The new film opens with agent Aaron Cross (Jeremy Renner), in the midst of a serious training mission, forced to locate and ingest some of these pills to retain the preternatural intelligence they have endowed him with. Lose the regular regiment of chems, and Cross will return to the dull blade he used to be, without an IQ high enough to even qualify for military service. Unlike Bourne, who was a blank slate seeking out those who made him, Cross is completely perceptive of his abilities and where they come from. When Bourne’s antics from Ultimatum throw the project into disarray and Treadstone’s practices into public spotlight, operator Eric Byer (Edward Norton) rushes around trying to destroy the remaining vestiges of the program.
Of course, Cross falls right at the center of the evidence that needs erasing, and he’s on the move to find more of the chems before he pulls his own action-movie version of Flowers for Algernon, melting back into a low-functioning meat-head. As Byers sends out drones to dispatch him, Cross tracks down Dr. Marta Shearing (Rachel Weisz), a scientist who can help Cross kick the meds and retain his borrowed prowess.
A constant comparison to what came before hampers Legacy and prevents it from establishing a fresh new rhythm and identity. Renner makes a strong and effective presence as Cross, and he ably replaces Damon as magnetic center. Cross is a very different sort of entity than Jason Bourne, and Renner’s world-weary vigor is in direct contrast to Damon’s wide-eyed amnesiac who slowly remembered he was an assassin. Weisz’s doctor is asked to spew some senseless medical jargon but once she’s threatened, this usually reserved actress is jumping through all the same dangerous hoops Renner flings himself through.
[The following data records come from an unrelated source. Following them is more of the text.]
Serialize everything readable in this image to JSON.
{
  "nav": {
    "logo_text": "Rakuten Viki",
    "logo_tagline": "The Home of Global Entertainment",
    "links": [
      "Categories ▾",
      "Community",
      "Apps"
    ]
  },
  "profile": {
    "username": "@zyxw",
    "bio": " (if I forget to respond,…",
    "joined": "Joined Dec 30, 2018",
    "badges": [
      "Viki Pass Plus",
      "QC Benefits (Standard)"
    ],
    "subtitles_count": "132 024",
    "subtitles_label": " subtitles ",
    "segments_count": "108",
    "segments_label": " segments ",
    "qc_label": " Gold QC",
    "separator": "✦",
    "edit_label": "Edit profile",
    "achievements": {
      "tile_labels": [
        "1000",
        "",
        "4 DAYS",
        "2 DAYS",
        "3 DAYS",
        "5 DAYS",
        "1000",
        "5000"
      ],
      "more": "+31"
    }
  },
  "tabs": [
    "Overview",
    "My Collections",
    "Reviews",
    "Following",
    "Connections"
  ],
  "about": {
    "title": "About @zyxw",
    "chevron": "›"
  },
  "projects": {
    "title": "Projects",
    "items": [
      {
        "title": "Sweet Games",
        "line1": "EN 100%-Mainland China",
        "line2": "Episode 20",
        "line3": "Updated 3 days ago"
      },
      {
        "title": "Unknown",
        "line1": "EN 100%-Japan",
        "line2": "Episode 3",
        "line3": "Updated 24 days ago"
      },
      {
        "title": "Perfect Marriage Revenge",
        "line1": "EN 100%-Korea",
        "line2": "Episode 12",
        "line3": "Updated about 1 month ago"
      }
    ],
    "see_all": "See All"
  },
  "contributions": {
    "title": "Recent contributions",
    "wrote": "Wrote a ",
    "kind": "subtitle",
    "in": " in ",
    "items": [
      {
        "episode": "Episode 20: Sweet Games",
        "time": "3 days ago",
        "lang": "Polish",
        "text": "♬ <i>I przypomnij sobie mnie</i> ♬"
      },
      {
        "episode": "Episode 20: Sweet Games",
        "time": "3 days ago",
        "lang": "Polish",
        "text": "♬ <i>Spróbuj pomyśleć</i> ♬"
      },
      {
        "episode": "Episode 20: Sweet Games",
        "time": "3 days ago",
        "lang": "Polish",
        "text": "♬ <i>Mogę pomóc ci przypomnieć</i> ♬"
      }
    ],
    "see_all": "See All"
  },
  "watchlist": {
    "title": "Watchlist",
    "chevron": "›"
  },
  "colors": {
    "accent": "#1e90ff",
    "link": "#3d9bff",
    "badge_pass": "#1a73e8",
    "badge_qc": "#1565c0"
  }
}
Weisz is a long way from the early days of the Mummy films, but she demonstrates a similarly compelling physical energy here. Ed Norton and Stacy Keach are reasonable bad-guy replacements for the likes of Chris Cooper, Brian Cox and David Straithairn, who returns here with Joan Allen and Albert Finney.
As a director Gilroy channels both Identity’s Doug Liman and Supremacy/Ultimatum’s Paul Greengrass. The glossy, globe-trotting aesthetic of Identity is well aped early on, but this movie isn’t as fresh or as brisk as that one, and Liman made the pacing its own beguiling character, while Greengrass’ emotional impact is absent in the erratic camerawork Gilroy serves up here. There aren’t many action scenes, but the ones that do appear feel a bit telegraphed and perfunctory, and the final chase is so chaotic that it obliterates any sense of geography or coherent design.
Like last week’s Total Recall, it’s a serviceable action film that doesn’t provide any delight or real reason for being. I wasn’t a huge fan of the second and third Bourne films, but they were so precisely calibrated that they felt like follow-up chapters in an airport thriller, driven forward by Damon’s performance and a desire to see where Bourne’s story was leading. There’s no such mystery with Cross, as he just wants the meds so he can retain his way of life. It’s a more reserved and limited approach, appropriate as recession mythology but less textured than the post-911 moralizing of Supremacy and Ultimatum. Legacy serves its purpose in expanding and opening up the world of the previous three movies, but what it fails to do is give audiences adequate reason to indulge its effort.
Fun in fits and starts,The Bourne Legacy never comes into its own. By the time Moby’s Extreme Ways starts playing over the end credits (as it did the first time through), its clear that Legacy isn’t a free agent.